For years I’ve heard UI niceties referred to as "Chrome". "Chrome" implies that something isn’t essential to how the product functions, but is just there to improve the "look and feel". Recently I worked with a guy who categorized features based on the components of a hamburger. The joke there is that while everyone wants to work on the meat of a project, sooner or later someone’s gotta make the bun. Putting that into software project terms, everyone wants to work on the business layer, and no-one wants to work on the boring, repetitive maintenance interfaces.
I don’t think a single, shiny word properly conveys an appropriate stratification of how important something truly is. I have therefore created my new list for prioritizing project features.
- Essential
- Enhancement
- Chrome
- Bling
- Doilies
Obviously "Essential" items must go in. These are the main project features. Without these, there is no product.
"Enhancement" items might be something like a wizard interface to make common tasks easier. Maybe you could survive without them, but you wouldn’t want to.
The standard "Chrome" entry is still there, but we can now divide off the truly non-essential showy things. For instance, a context-menu or shortcut key might be considered an enhancement. In the right hands it can make the user more productive, and has become somewhat of an expectation these days. It’s not going to hold up the beta testing, though. This is a back-burner item, but should be there before the product ships. I think tooltips might go at the chrome level, although it’s easy enough to argue that they are standard expectations.
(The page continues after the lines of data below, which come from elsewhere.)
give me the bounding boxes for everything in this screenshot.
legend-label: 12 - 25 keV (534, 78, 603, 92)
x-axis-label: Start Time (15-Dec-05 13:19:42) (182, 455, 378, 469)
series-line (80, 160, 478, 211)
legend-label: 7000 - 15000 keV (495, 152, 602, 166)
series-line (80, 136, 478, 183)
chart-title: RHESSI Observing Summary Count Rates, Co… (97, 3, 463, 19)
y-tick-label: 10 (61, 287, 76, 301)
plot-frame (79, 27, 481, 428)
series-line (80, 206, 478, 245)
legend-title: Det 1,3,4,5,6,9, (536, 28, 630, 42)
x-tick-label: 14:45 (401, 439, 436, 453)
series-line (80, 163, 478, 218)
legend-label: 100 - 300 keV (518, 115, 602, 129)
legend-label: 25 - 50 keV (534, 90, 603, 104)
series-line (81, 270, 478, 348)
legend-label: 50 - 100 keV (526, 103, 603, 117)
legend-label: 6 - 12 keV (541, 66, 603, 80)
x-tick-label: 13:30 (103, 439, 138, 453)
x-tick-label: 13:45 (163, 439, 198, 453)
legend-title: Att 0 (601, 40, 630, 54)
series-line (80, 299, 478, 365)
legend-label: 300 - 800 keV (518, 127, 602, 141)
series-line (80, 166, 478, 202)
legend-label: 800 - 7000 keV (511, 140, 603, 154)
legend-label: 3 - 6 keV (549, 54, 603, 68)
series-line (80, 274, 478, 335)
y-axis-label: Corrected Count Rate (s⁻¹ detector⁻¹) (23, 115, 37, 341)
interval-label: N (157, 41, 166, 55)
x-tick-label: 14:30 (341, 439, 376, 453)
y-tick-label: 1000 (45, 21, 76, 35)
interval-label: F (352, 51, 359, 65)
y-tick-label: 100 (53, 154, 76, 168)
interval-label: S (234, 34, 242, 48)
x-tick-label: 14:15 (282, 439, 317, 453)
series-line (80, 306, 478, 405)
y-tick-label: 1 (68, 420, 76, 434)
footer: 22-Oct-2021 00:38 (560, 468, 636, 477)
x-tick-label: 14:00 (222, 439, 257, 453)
They’re not essential, and once a user is used to the application they’ll never be used again. Then again, tooltips provide essential information for new users and help get them up to speed on an unfamiliar application. During development you must remember that there’s always the possibility that the Essential or Enhancement features that the tooltips would support might be refactored, removed, or redesigned before the product ships, so they should be put on hold until the main product features are in place, and fairly solid, or you could end up wasting a lot of effort on things that get yanked later on.
"Bling" might include items that affect a product’s overall "feel". Things like a unified set of high-color icons on the toolbar. "Bling" doesn’t add any usability to a product, but gives it an overall feeling of quality. It’s not terribly important, but it’s something someone should probably pay attention to before the product ships. An example of bad Bling is TOAD, the third-party "Enterprise Manager" for Oracle. Let’s not even get into what an Essential-level tool this is, and how many million points off Oracle gets for not writing it themselves. Let’s just examine TOAD on its own. 16 color icons in this day and age? Oh, and they’re not ALL 16 colors, there are some 256+ color icons on the toolbars, mixed in with the 16 color ones. The 16 color icons make me feel like I’m back in Windows 3.1. The 256+ color icons are more "normal". The fact that the two are mixed up together makes me feel that somewhere along the line, someone just couldn’t be bothered to unify the whole UI. It’s a totally unimportant thing from a usability standpoint, but still manages to leave me with an overall feeling of "cheap".
And last, and certainly least, doilies. These are items that we can all agree are totally non-important, like the doily under your baklava. Is there any reason you can’t eat baklava straight off the plate? No, but they put a doily under there anyway to soak up the extra juices. Non-important in every respect, but it makes it look "fancy". In the software world, this would be things like skinning support. Skinning support offers absolutely nothing in terms of usability, and in the hands of a poor skin designer might totally ruin the user experience. The fact that you have skinning support lets your users know one of two things. Either your product is so solid that your developers had a ton of free time to build the skinning support, or that your priorities are totally out of whack. Most of the time, it’s the latter. Don’t even bother adding doily-level features to a product unless you are dead-sure that the rest of the application is absolutely solid. It makes you look like you’re trying too hard. It makes you look that much worse if a user finds an essential bug.